I could go on in this vein, and hopefully will, in greater detail, but for now let me leave you with some thoughts on another aspect of the Occupy movement…

on the Port Blockades

I was really pleased to see the Occupy movement expanding out from the Wall Street locus to address issues of globalization, and root itself or rhizomatically connect itself with the ongoing alter globalization movement.

But the port blockades were a bad idea.

Sure, the ports are a logistical choke point in globalization’s long supply chain, where a bit of work can cause a lot of disruption and economic losses for the entities involved.

But it’s a distraction and it hurts people we don’t — or shouldn’t — want to hurt.

Occupy Wall Street worked because it was such a powerful symbolic statement. Blocking the doors of local bank branches would not have been as effective, and would have brought a much more immediate police response.  Now that the Occupy movement has captured a lot of attention, taking the struggle to the headquarters of offending Wall Street entities will work fine, but going after local branches still seems to me to be offer a small payout for a lot of stress, and to inconvenience average people in a way likely to turn potential allies into probable opponents.  (Just as some of the stupider acts of vandalism around Occupy Oakland have done with downtown Oakland residents and merchants.)

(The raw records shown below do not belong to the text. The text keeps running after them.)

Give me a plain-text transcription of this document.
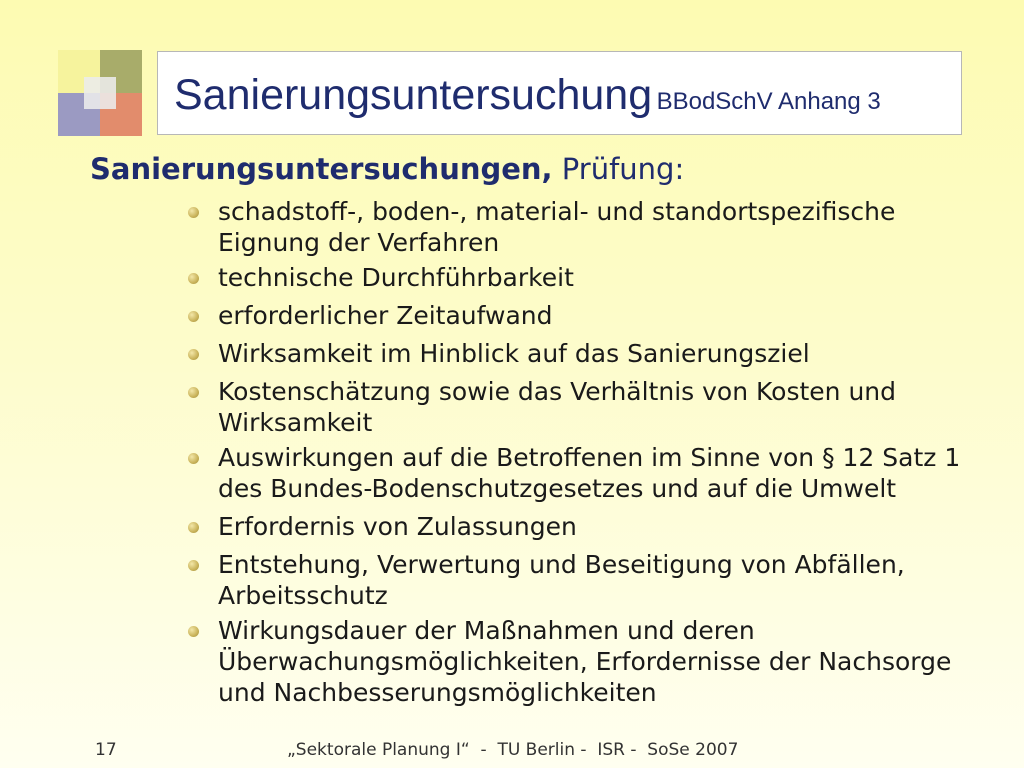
Sanierungsuntersuchung BBodSchV Anhang 3
Sanierungsuntersuchungen, Prüfung:
schadstoff-, boden-, material- und standortspezifische Eignung der Verfahren
technische Durchführbarkeit
erforderlicher Zeitaufwand
Wirksamkeit im Hinblick auf das Sanierungsziel
Kostenschätzung sowie das Verhältnis von Kosten und Wirksamkeit
Auswirkungen auf die Betroffenen im Sinne von § 12 Satz 1 des Bundes-Bodenschutzgesetzes und auf die Umwelt
Erfordernis von Zulassungen
Entstehung, Verwertung und Beseitigung von Abfällen, Arbeitsschutz
Wirkungsdauer der Maßnahmen und deren Überwachungsmöglichkeiten, Erfordernisse der Nachsorge und Nachbesserungsmöglichkeiten
17	„Sektorale Planung I“  -  TU Berlin -  ISR -  SoSe 2007
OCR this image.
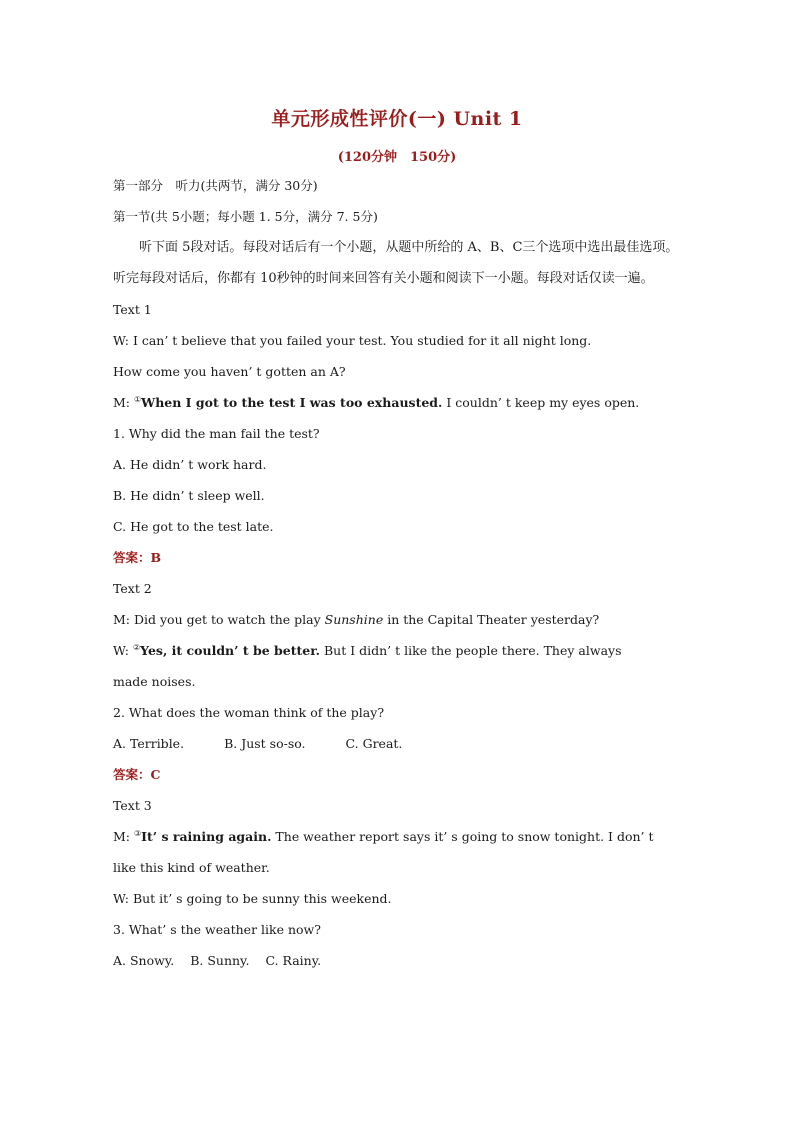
单元形成性评价(一) Unit 1
(120分钟　150分)
第一部分　听力(共两节，满分 30分)
第一节(共 5小题；每小题 1. 5分，满分 7. 5分)
听下面 5段对话。每段对话后有一个小题，从题中所给的 A、B、C三个选项中选出最佳选项。听完每段对话后，你都有 10秒钟的时间来回答有关小题和阅读下一小题。每段对话仅读一遍。
Text 1
W: I can’ t believe that you failed your test. You studied for it all night long.
How come you haven’ t gotten an A?
M: ①When I got to the test I was too exhausted. I couldn’ t keep my eyes open.
1. Why did the man fail the test?
A. He didn’ t work hard.
B. He didn’ t sleep well.
C. He got to the test late.
答案：B
Text 2
M: Did you get to watch the play Sunshine in the Capital Theater yesterday?
W: ②Yes, it couldn’ t be better. But I didn’ t like the people there. They always
made noises.
2. What does the woman think of the play?
A. Terrible.	B. Just so-so.	C. Great.
答案：C
Text 3
M: ③It’ s raining again. The weather report says it’ s going to snow tonight. I don’ t
like this kind of weather.
W: But it’ s going to be sunny this weekend.
3. What’ s the weather like now?
A. Snowy. B. Sunny. C. Rainy.
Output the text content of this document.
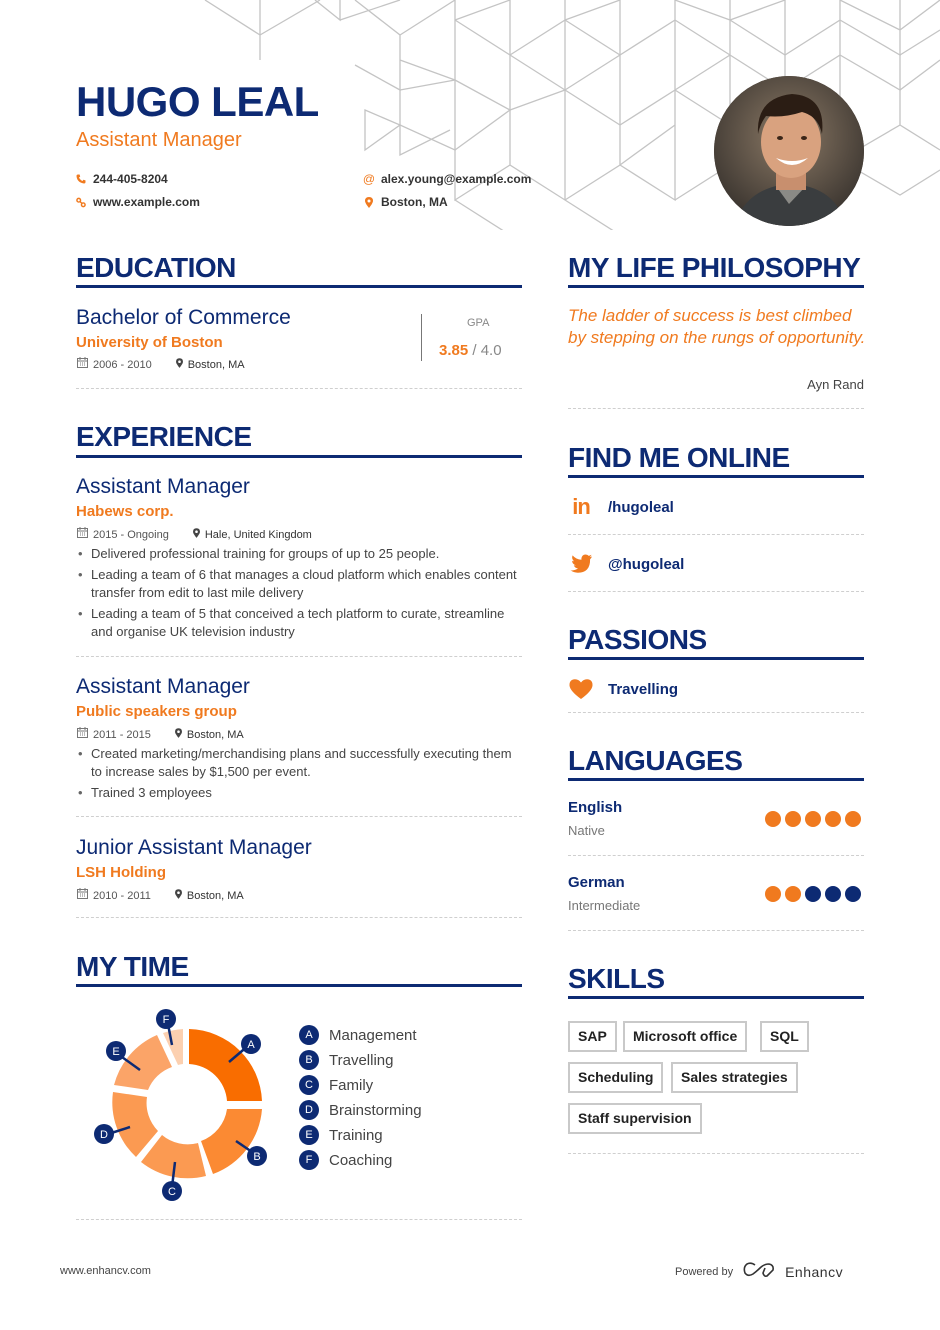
HUGO LEAL
Assistant Manager
244-405-8204
www.example.com
@ alex.young@example.com
Boston, MA
EDUCATION
Bachelor of Commerce
University of Boston
2006 - 2010	Boston, MA
GPA
3.85 / 4.0
EXPERIENCE
Assistant Manager
Habews corp.
2015 - Ongoing	Hale, United Kingdom
• Delivered professional training for groups of up to 25 people.
• Leading a team of 6 that manages a cloud platform which enables content transfer from edit to last mile delivery
• Leading a team of 5 that conceived a tech platform to curate, streamline and organise UK television industry
Assistant Manager
Public speakers group
2011 - 2015	Boston, MA
• Created marketing/merchandising plans and successfully executing them to increase sales by $1,500 per event.
• Trained 3 employees
Junior Assistant Manager
LSH Holding
2010 - 2011	Boston, MA
MY TIME
A
B
C
D
E
F
A	Management
B	Travelling
C	Family
D	Brainstorming
E	Training
F	Coaching
MY LIFE PHILOSOPHY
The ladder of success is best climbed by stepping on the rungs of opportunity.
Ayn Rand
FIND ME ONLINE
in /hugoleal
@hugoleal
PASSIONS
Travelling
LANGUAGES
English
Native
German
Intermediate
SKILLS
SAP	Microsoft office	SQL
Scheduling	Sales strategies
Staff supervision
www.enhancv.com	Powered by	Enhancv
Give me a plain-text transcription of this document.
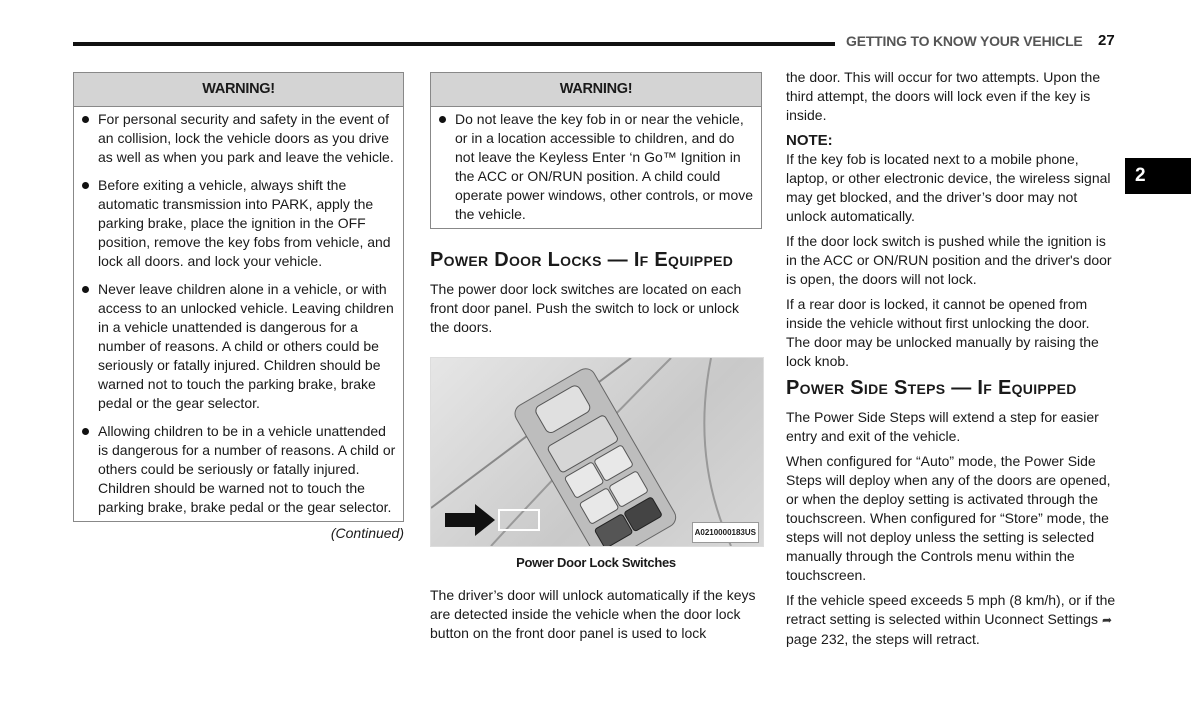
GETTING TO KNOW YOUR VEHICLE 27
2
WARNING!
For personal security and safety in the event of an collision, lock the vehicle doors as you drive as well as when you park and leave the vehicle.
Before exiting a vehicle, always shift the automatic transmission into PARK, apply the parking brake, place the ignition in the OFF position, remove the key fobs from vehicle, and lock all doors. and lock your vehicle.
Never leave children alone in a vehicle, or with access to an unlocked vehicle. Leaving children in a vehicle unattended is dangerous for a number of reasons. A child or others could be seriously or fatally injured. Children should be warned not to touch the parking brake, brake pedal or the gear selector.
Allowing children to be in a vehicle unattended is dangerous for a number of reasons. A child or others could be seriously or fatally injured. Children should be warned not to touch the parking brake, brake pedal or the gear selector.
(Continued)
WARNING!
Do not leave the key fob in or near the vehicle, or in a location accessible to children, and do not leave the Keyless Enter ‘n Go™ Ignition in the ACC or ON/RUN position. A child could operate power windows, other controls, or move the vehicle.
Power Door Locks — If Equipped

The power door lock switches are located on each front door panel. Push the switch to lock or unlock the doors.

A0210000183US
Power Door Lock Switches

The driver’s door will unlock automatically if the keys are detected inside the vehicle when the door lock button on the front door panel is used to lock

the door. This will occur for two attempts. Upon the third attempt, the doors will lock even if the key is inside.

NOTE:

If the key fob is located next to a mobile phone, laptop, or other electronic device, the wireless signal may get blocked, and the driver’s door may not unlock automatically.

If the door lock switch is pushed while the ignition is in the ACC or ON/RUN position and the driver's door is open, the doors will not lock.

If a rear door is locked, it cannot be opened from inside the vehicle without first unlocking the door. The door may be unlocked manually by raising the lock knob.

Power Side Steps — If Equipped

The Power Side Steps will extend a step for easier entry and exit of the vehicle.

When configured for “Auto” mode, the Power Side Steps will deploy when any of the doors are opened, or when the deploy setting is activated through the touchscreen. When configured for “Store” mode, the steps will not deploy unless the setting is selected manually through the Controls menu within the touchscreen.

If the vehicle speed exceeds 5 mph (8 km/h), or if the retract setting is selected within Uconnect Settings ➦ page 232, the steps will retract.
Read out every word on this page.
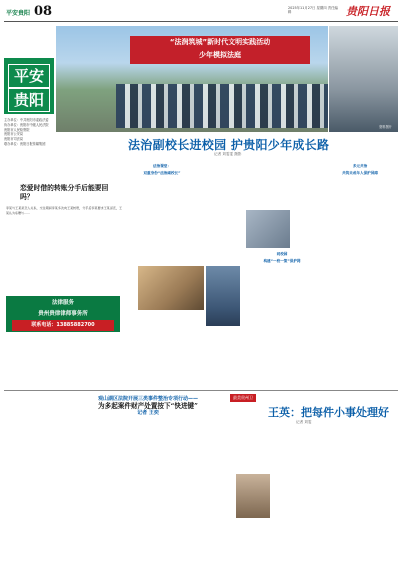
平安贵阳 08	2025年11月27日 星期四 责任编辑	贵阳日报
平安
贵阳
主办单位：中共贵阳市委政法委
协办单位：贵阳市中级人民法院
贵阳市人民检察院
贵阳市公安局
贵阳市司法局
联办单位：贵阳日报传媒集团
“法润筑城”新时代文明实践活动
少年模拟法庭
资料图片
法治副校长进校园 护贵阳少年成长路
记者 刘雯雯 摄影
恋爱时借的转账分手后能要回吗？
李某与王某是恋人关系，交往期间李某多次向王某转账，分手后李某要求王某返还，王某认为系赠与……
法律服务
贵州贵律律师事务所
联系电话：13885882700
法治课堂：
双重身份“法治副校长”
同校园
构建“一校一策”保护网
多元共治
共筑未成年人保护屏障
观山湖区法院开展三类事件整治专项行动——
为多起案件财产处置按下“快进键”
记者 王奕
最美贵州卫
王英：把每件小事处理好
记者 刘雯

“Occupying” the ports pissed off some members of trade unions that have historically been important supporters of progressive struggles — against US imperialism in Central America, for instance, on in the general strikes of the 1930s.  Port workers, longshoremen and their ilk were some of the most radical activists in the Bay Area in the first half of the Twentieth Century.  It’s stupid to piss them off, or to get into their turf, without working with them. (One of the reasons the events of May 1968 in France were so threatening and effective was the alliance forged between traditional, blue collar workers and student activists.) And the port “occupations” hurt local economies that were already hurting, probably more than they hurt the big nasty corporate entities we’d like to see suffer.

More than that, though, the ports are simply not where it’s at in any real sense.  If you want to “Occupy” globalization, you need to go after the headquarters, the  brain and heart of it; the ports are like the feet or the fingers, or maybe the lower intestine, pipes that things pass through that are not making any real choices.

And there are plenty of big, fat, juicy targets in the Bay Area. Lots of corporate headquarters for companies that are big players in globalization.  Levi Strauss no longer makes jeans in the United States. They moved all that overseas.  Apple doesn’t make any of its cool, fancy gadgets, so popular with hipsters and radicals alike around here.  And both have been implicated in some really bad shit with their workers overseas.  What about Chevron, right down there on Market St.?

If you want to move on globalization — and you should — don’t get distracted. Go for the commanding heights.  And that isn’t the ports.  It’s public perception, media support — and corporate hqs. All of which the port blockades miss.

You say you want a revolution? Well, we need to be smart about it.